A right-handed molecule can only copy left-handed ones.
by John Timmer – Oct 30 2014, 12:30pm CDT
Even the simplest forms of life, like bacteria, have a handedness, one that’s built into the chemicals they’re composed of. The complex, three-dimensional molecules that are essential to life can have the same exact set of atoms, yet be physically distinct—one the mirror image of the other. All the amino acids that life uses have a single orientation; same with all the sugars.
While life is very good at operating with this handedness, called chirality, nature isn’t. Most chemical reactions produce a mixture of left and right forms of molecules. This seemingly creates a problem for the origin of life—if both chiral forms were available, how did life pick just one? The problem is even more severe than that. If both forms are present, then the reactions that duplicate DNA and RNA molecules don’t work. And without those reactions, life won’t work.

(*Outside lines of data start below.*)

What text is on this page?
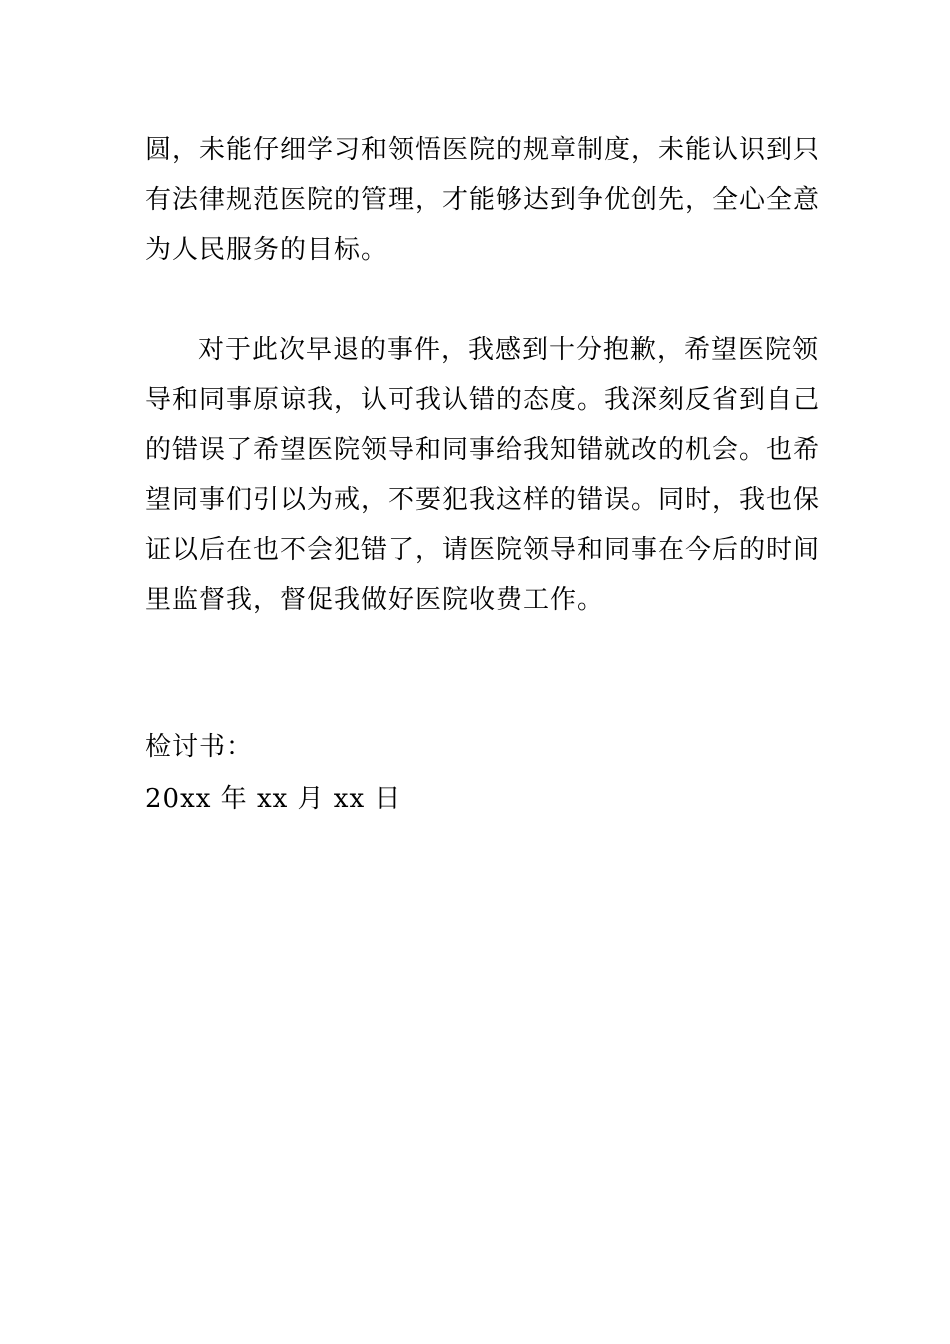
圆，未能仔细学习和领悟医院的规章制度，未能认识到只
有法律规范医院的管理，才能够达到争优创先，全心全意
为人民服务的目标。
对于此次早退的事件，我感到十分抱歉，希望医院领
导和同事原谅我，认可我认错的态度。我深刻反省到自己
的错误了希望医院领导和同事给我知错就改的机会。也希
望同事们引以为戒，不要犯我这样的错误。同时，我也保
证以后在也不会犯错了，请医院领导和同事在今后的时间
里监督我，督促我做好医院收费工作。
检讨书：
20xx 年 xx 月 xx 日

Now, researchers have found this doesn’t pose much of a barrier at all. Through a little test-tube based evolution, they were able to make an RNA molecule that could copy other RNA molecules with the opposite chirality. In other words, they made a right hand that could only copy the left. But the duplicate, the left-handed form, could then readily copy the right-handed version. And as an added bonus, the new RNA molecule may be one of the most useful copying enzymes yet evolved.
The work was done by just two people, Jonathan Sczepanski and Gerald Joyce of the Scripps Institute. They were interested in the issue of chirality and set out to create an enzyme that could work with molecules that were the opposite chirality. Rather than try to figure out what structure might work, they chose an evolutionary approach, starting with a population of 1015 random RNA molecules and then putting them through several rounds of selection and mutation.
The molecule they wound up with is only 83 bases long. It’s made of right-handed RNA, and it only links together left-handed RNA molecules. When the researchers made a left-handed version of the RNA enzyme, the converse was true: it could only link together right-handed RNA. But the key thing is that it can perform these reactions even when there’s a random mixture of left- and right-handed molecules present. The apparent roadblock to life had been overcome in just 16 rounds of selection.
As a catalyst, it was also pretty good, accelerating the reactions it promotes by a factor of about 106. And it was indifferent to the length of the molecules it was copying, allowing it to link up molecules its own size or even longer.
But it also had one significant advantage over existing RNA-based copying enzymes. All of those were right-handed and copied right-handed RNAs. As such, a key part of their activity was base-pairing with the molecule they were copying. But left- and right-handed RNAs can’t base pair, so the new enzyme had to evolve a completely different way of sticking to RNAs. This means the enzyme is probably the most general one developed yet—it can operate on just about any RNA sequence.
Sczepanski and Joyce also point out that the enzyme is relatively young, only 16 generations away from a completely random sequence. With further evolution under different selective conditions, it could be possible to make this an extremely efficient and effective RNA copying enzyme.
The biggest impact of these results may be to cause a rethink about how we consider the origin of life. Many researchers have spent time trying to find ways that a mixture of chemicals could spontaneously segregate in ways that would allow chemistry to occur in a population of molecules dominated by a single chirality. It turns out that the exercise might not have been needed. "If early life did entail the cross-chiral polymerization of RNA," the authors conclude, "then there would have been an era when both sides of the mirror were indispensable."